SA doesn't follow links when it scans and I doubt any of us will view a spample in an HTML-enabled MUA.

> So you will have to just do with the Subject,
> (which by the way was just raw, not base64, QP, etc.
> it turns out.)

Which means that the spample Bill ginned up for the bug is not an accurate representation of your real-life spam.


> Anyway the point is: just catch the V word in the subject.
> Thanks.)
Comment 21 John Hardin 2020-08-05 02:20:01 UTC
Committed revision 1880592.

This should fix "viagra". I'm working on adding the remaining letters for full coverage.
Comment 22 jidanni 2020-08-06 05:48:59 UTC
(Well in general telling Grandma/Grandpa "That's terrible that you got a spam. Send me a copy so can tell the SpamAssassin team." Will end up in them certainly "opening the spam message" with all the dangers involved. Indeed, opening it several times, before figuring out how to forward it.)
Comment 23 RW 2020-08-06 15:03:10 UTC
The changes to the tags brings in

 0.8 FUZZY_VPILL

I think this is more of a hammer shaped problem. If anyone is interested, I'm going with this:

header  SUBJ_UCMATH             Subject  =~ /\xf0\x9d[\x90-\x9f][\x80-\xbf]/

meta    SUBJ_UNENC_UCMATH      UBJ_UCMATH   && __SUBJECT_NEEDS_MIME


I doubt these characters are particularly common in email and probably much less common in subjects. Even if someone  pastes them into a subject field they will normally be MIME encoded. 

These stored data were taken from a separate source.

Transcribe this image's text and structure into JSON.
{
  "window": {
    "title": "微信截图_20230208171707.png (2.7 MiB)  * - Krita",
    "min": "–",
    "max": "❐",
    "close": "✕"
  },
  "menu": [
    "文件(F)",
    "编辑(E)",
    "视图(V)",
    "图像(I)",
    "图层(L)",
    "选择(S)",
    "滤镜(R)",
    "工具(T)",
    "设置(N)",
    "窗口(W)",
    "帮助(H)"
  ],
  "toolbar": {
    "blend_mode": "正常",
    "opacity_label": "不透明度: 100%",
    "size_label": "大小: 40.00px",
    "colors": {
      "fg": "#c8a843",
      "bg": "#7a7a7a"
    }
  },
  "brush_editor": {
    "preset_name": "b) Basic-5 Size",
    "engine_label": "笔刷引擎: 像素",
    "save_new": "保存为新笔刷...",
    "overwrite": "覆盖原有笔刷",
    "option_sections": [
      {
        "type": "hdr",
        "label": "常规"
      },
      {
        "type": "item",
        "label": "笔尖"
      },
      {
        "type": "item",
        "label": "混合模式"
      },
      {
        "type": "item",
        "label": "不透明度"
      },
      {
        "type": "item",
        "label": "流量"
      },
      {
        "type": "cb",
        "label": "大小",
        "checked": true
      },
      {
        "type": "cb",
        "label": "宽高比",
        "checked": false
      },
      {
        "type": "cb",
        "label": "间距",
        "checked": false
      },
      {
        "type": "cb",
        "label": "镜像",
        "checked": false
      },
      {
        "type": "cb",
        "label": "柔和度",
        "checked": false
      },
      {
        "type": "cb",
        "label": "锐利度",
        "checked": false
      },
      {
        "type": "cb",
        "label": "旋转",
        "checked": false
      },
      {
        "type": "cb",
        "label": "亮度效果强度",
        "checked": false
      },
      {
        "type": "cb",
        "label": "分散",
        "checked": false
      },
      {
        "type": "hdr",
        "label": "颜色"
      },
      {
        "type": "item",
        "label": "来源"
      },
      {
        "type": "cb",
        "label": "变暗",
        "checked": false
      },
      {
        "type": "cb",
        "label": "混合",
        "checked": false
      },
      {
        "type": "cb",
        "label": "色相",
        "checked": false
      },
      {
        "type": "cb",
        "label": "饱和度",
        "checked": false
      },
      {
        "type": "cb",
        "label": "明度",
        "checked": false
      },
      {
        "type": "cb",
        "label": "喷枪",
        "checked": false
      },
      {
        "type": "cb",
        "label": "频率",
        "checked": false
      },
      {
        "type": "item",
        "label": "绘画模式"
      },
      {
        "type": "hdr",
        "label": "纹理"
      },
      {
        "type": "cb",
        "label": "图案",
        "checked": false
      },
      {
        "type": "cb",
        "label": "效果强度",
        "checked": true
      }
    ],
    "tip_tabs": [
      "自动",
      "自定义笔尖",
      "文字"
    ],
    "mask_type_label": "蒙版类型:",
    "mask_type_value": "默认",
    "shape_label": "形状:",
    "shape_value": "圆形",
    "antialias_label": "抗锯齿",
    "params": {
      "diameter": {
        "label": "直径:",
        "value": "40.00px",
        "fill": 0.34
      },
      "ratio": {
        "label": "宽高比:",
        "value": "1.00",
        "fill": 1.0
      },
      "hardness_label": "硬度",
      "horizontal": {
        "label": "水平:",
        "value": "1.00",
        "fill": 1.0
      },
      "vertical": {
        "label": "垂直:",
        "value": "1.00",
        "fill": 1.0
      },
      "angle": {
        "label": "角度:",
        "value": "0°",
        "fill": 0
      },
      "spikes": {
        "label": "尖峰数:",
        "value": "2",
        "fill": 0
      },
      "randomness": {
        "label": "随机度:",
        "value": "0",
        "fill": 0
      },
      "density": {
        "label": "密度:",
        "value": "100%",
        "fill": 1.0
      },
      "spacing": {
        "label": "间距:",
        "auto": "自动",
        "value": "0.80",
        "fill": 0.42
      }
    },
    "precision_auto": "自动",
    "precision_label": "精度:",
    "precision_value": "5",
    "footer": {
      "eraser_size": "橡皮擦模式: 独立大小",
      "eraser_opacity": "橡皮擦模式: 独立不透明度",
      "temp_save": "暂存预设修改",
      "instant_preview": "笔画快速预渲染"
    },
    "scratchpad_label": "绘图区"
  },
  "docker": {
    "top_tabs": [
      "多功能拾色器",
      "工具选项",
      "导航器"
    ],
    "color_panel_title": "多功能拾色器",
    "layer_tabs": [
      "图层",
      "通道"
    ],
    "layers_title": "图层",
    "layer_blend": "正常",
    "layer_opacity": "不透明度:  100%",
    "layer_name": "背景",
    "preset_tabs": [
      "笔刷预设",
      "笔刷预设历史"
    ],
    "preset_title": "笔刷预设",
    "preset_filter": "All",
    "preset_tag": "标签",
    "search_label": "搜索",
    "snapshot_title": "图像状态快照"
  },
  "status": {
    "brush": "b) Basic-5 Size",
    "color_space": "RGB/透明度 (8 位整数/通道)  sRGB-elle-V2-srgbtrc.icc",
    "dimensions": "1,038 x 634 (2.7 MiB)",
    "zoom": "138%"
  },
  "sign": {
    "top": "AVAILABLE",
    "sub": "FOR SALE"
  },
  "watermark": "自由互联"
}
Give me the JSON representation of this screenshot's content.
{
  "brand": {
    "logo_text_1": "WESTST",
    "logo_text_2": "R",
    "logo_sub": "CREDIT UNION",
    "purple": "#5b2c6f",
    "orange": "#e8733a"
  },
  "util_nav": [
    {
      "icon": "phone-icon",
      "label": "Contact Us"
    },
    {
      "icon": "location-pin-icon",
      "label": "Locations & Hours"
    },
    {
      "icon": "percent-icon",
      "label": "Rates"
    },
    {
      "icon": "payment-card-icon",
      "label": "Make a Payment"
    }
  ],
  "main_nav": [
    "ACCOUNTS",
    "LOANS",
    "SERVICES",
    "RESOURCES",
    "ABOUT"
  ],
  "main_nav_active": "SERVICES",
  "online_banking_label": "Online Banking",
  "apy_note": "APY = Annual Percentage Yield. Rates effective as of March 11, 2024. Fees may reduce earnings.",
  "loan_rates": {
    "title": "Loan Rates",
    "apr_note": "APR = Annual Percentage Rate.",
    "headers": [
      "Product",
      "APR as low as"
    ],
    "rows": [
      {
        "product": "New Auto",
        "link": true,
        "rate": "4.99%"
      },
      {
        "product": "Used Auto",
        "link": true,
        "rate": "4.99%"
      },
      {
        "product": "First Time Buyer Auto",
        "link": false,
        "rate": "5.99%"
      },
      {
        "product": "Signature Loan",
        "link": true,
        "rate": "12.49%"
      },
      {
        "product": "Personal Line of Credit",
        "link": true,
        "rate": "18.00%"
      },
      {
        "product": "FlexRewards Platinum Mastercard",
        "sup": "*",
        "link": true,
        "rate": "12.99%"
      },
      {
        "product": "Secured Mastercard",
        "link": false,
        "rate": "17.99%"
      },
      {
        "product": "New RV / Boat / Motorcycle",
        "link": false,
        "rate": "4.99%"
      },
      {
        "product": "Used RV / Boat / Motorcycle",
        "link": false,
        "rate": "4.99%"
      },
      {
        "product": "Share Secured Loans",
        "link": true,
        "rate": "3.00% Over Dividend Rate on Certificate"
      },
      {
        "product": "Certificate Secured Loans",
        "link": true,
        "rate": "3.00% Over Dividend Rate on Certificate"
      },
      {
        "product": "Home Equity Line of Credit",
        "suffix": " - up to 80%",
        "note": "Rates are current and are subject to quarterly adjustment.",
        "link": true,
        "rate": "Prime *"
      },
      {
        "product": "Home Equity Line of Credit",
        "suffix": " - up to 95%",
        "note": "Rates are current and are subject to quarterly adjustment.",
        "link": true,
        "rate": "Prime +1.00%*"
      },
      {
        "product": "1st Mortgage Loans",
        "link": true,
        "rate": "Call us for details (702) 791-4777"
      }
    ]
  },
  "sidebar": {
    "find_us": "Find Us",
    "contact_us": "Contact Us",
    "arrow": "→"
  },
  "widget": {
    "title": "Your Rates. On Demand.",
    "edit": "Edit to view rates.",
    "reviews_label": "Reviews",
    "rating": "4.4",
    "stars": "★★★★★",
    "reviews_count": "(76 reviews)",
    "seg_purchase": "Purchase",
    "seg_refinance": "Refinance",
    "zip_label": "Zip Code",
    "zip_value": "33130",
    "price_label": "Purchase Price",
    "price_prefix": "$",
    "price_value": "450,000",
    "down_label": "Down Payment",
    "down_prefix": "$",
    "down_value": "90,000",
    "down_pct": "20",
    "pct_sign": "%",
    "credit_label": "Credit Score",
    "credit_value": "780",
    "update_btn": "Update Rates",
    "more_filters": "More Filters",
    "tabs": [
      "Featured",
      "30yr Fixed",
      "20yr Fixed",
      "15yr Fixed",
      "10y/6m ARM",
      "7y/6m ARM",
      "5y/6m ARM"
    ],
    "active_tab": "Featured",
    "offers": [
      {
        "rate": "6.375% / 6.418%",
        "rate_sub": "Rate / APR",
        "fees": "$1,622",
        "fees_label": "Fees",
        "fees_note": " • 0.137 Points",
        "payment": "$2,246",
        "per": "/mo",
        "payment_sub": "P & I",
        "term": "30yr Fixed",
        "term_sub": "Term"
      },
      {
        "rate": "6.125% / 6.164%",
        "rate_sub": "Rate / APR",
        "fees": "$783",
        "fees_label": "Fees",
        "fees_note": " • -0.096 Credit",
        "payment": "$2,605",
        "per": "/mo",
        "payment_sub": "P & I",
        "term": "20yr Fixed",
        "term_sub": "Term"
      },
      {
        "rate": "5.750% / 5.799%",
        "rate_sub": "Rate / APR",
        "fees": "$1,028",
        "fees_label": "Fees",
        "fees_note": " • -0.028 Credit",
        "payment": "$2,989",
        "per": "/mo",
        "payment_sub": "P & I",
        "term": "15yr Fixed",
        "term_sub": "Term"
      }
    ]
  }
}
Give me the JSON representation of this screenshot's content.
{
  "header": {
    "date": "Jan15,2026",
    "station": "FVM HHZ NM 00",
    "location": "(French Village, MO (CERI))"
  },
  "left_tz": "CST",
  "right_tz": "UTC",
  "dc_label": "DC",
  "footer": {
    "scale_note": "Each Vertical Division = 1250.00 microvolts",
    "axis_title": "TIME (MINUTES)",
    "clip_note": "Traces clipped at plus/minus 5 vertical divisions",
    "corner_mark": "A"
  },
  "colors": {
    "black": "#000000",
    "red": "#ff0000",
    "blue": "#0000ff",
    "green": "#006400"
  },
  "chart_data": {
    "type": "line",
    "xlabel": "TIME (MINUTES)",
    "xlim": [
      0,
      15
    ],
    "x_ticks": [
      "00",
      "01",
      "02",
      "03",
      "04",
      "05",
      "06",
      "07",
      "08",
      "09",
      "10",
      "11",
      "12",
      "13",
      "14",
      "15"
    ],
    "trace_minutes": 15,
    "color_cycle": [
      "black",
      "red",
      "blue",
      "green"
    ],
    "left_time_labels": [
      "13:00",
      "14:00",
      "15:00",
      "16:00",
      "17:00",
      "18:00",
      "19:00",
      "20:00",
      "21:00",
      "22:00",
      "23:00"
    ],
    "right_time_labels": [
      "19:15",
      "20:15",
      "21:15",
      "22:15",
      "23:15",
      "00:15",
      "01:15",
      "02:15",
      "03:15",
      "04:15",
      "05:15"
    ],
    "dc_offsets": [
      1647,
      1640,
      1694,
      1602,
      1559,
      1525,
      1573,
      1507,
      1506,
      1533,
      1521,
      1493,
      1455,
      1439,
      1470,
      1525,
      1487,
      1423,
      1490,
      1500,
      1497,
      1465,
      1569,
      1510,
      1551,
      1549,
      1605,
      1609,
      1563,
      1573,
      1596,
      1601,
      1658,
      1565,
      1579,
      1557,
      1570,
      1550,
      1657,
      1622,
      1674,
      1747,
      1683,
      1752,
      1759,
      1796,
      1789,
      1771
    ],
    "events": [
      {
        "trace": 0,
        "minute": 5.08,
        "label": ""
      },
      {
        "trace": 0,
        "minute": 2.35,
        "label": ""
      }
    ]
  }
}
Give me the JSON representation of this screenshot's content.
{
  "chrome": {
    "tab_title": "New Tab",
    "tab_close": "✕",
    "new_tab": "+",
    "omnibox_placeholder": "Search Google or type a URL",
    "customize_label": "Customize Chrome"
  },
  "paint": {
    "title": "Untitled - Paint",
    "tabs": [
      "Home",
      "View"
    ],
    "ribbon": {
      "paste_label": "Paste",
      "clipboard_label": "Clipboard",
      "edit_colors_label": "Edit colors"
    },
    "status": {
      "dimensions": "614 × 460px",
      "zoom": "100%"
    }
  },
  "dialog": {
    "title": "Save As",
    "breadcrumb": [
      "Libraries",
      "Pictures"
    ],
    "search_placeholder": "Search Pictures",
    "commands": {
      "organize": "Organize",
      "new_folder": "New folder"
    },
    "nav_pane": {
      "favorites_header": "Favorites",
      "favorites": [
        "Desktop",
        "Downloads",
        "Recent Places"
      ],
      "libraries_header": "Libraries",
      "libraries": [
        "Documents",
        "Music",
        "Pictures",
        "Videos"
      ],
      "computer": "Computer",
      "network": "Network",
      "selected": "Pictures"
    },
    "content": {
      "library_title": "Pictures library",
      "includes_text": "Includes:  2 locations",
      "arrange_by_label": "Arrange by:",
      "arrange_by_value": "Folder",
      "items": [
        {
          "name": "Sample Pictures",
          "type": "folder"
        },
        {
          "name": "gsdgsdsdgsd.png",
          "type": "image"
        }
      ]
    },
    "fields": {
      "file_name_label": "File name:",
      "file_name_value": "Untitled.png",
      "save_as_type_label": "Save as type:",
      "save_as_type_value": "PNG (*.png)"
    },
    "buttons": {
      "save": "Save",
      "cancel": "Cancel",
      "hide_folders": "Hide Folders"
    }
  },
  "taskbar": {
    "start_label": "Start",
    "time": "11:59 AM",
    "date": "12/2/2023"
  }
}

I've received a few with this kind of subject obfuscation through gmail. Like the OP's they had no encoding (technically RFC compliant at gmail) or broken encoding (see bug 6352 for an example).
Comment 24 jidanni 2020-08-06 17:29:04 UTC
Yeah, except for some math professors, nobody should be using MATHEMATICAL SANS-SERIF CAPITALs etc. so nab 'em!
Comment 25 John Hardin 2020-08-06 18:04:14 UTC
(In reply to jidanni from comment #22)
> (Well in general telling Grandma/Grandpa "That's terrible that you got a
> spam. Send me a copy so can tell the SpamAssassin team." Will end up in them
> certainly "opening the spam message" with all the dangers involved. Indeed,
> opening it several times, before figuring out how to forward it.)

Ah, ok. I was assuming this was something you had administrative access to.
Comment 26 John Hardin 2020-08-12 19:54:16 UTC
Committed revision 1880815

This adds the remaining letters from the mathematical glyphs ranges.